Last week, the European Commission formally proposed EU countries support an agreement for cooperation and political dialogue with Cuba and eliminate a 20-year-old common policy position.
“This contractual agreement creates a clear common framework for intensified political dialogue, greater cooperation in a wide range of policy areas and a valuable platform to develop joint actions in regional and international affairs,” EU foreign policy chief Federica Mogherini said.
Mogherini also urged the bloc to “formally repeal” the common position imposed in 1996 by former Spanish President Jose Maria Aznar that greatly limits political and diplomatic relations between Brussels and Havana.
Cuban authorities have long sought the repeal of the policy in order to begin new relations with the EU and replace it with a new framework.
The European Union (EU) and Cuba held seven rounds of talks—two in 2014, four in 2015, and one in March 2016—on a Political Dialogue and Cooperation Agreement (PDCA) covering political, trade, and development issues.
The new cooperation agreement, which has to be officially approved by EU governments, would replace the 1996 Common Position.

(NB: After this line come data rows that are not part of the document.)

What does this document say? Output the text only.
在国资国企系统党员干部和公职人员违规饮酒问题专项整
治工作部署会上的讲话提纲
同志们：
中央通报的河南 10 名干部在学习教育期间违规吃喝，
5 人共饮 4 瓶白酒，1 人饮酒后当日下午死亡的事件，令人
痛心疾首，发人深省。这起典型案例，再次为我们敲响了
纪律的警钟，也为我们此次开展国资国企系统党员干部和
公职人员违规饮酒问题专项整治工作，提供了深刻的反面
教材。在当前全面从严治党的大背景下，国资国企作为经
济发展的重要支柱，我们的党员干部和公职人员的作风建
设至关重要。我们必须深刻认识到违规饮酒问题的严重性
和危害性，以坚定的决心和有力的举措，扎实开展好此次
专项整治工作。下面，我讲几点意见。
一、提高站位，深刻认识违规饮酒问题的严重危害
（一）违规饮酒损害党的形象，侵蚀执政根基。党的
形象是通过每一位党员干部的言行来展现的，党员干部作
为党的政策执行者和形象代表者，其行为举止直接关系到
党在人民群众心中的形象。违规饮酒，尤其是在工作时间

In 1996, the EU adopted a Common Position on Cuba, stating that the objective of EU relations with Cuba included encouraging “a process of transition to pluralist democracy and respect for human rights and fundamental freedoms.” The position also stipulated that full EU economic cooperation with Cuba would depend upon improvements in human rights and political freedom.
Trade relations / Foreign Direct Investment (FDI) flows
The EU is Cuba’s main export and second trade partner after Venezuela. Its main export goods are mineral fuels and mineral oils, sugars, beverages and tobacco. In 2015, Cuba exported €540 million to the EU and €465 million in 2014.
As a result of the EU’s Generalised Scheme of Preferences (GSP) reform in January 2014, Cuba lost its trade preferences for exports to the EU. This had an impact on their tobacco exports, mainly, for which the customs duty increased considerably.
The EU exported €1.600 million in 2014 (mainly machinery) to Cuba. The PDCA mainly aims to create a more predictable, transparent environment for economic operators, and to increase the capacity of economic operators to produce and trade, but does not establish a free trade area between the parties, nor does it cover investment protection.
The EU is also the biggest foreign investor in Cuba (mainly tourism, construction, light and agro-industries) and accounts for a third of the arriving tourists.
EU-Cuba development cooperation
Bilateral development cooperation resumed in 2008, and between then and 2014, the EU committed around €90 million in the area of food security; hurricane response and disaster preparedness; environment; climate change and energy; culture and heritage; support to economic and social modernization and management capacities.
Cuba also participates in EU regional programmes for Latin America for student exchange (e.g. ERASMUS Mundus), cooperation on drugs policies, also on environment and climate change.
The EU allocated €50 million from 2014 to 2020 to support the island nation’s development by promoting sustainable agriculture and food security; environment; and support for economic and social modernisation.
An example of an EU-funded programme is the Expertise Exchange Programme (EEP). The EEP has a budget of € 3.5 million and will be implemented until 2017. It has supported over 80 activities involving more than 1200 Cuban public officials and more than 50 experts and/or public servants from Europe and other countries in the areas of Decentralisation, Public Policies, Tax Administration, Foreign Investment and External Trade contributing to the 2030 Cuban Development Strategy and accompanying the process of “updating” the Cuban economy and society.
Bilateral Debt Settlements
EU member states are significant bilateral creditors to Cuba. The Paris Club members recently agreed to forgive $8.5 billion of of Havana’s $11.9 billion in debt, including $4 billion in late payments owed to France. As chair of the Paris Club of creditor nations and Cuba’s biggest creditor, the French government played a key role in resolving a significant portion of Cuba’s debt.
In January, France agreed to convert half of Cuba’s debt arrears into investment projects as part of its restructuring effort. Half of the outstanding arrears owed to France will be converted into a €212 million joint Cuba-French fund.
The U.K.’s Foreign Secretary Philip Hammond met with Cuban government officials in March. The Foreign Secretary’s meetings resulted in a debt restructuring agreement and four memos of understanding between the two governments.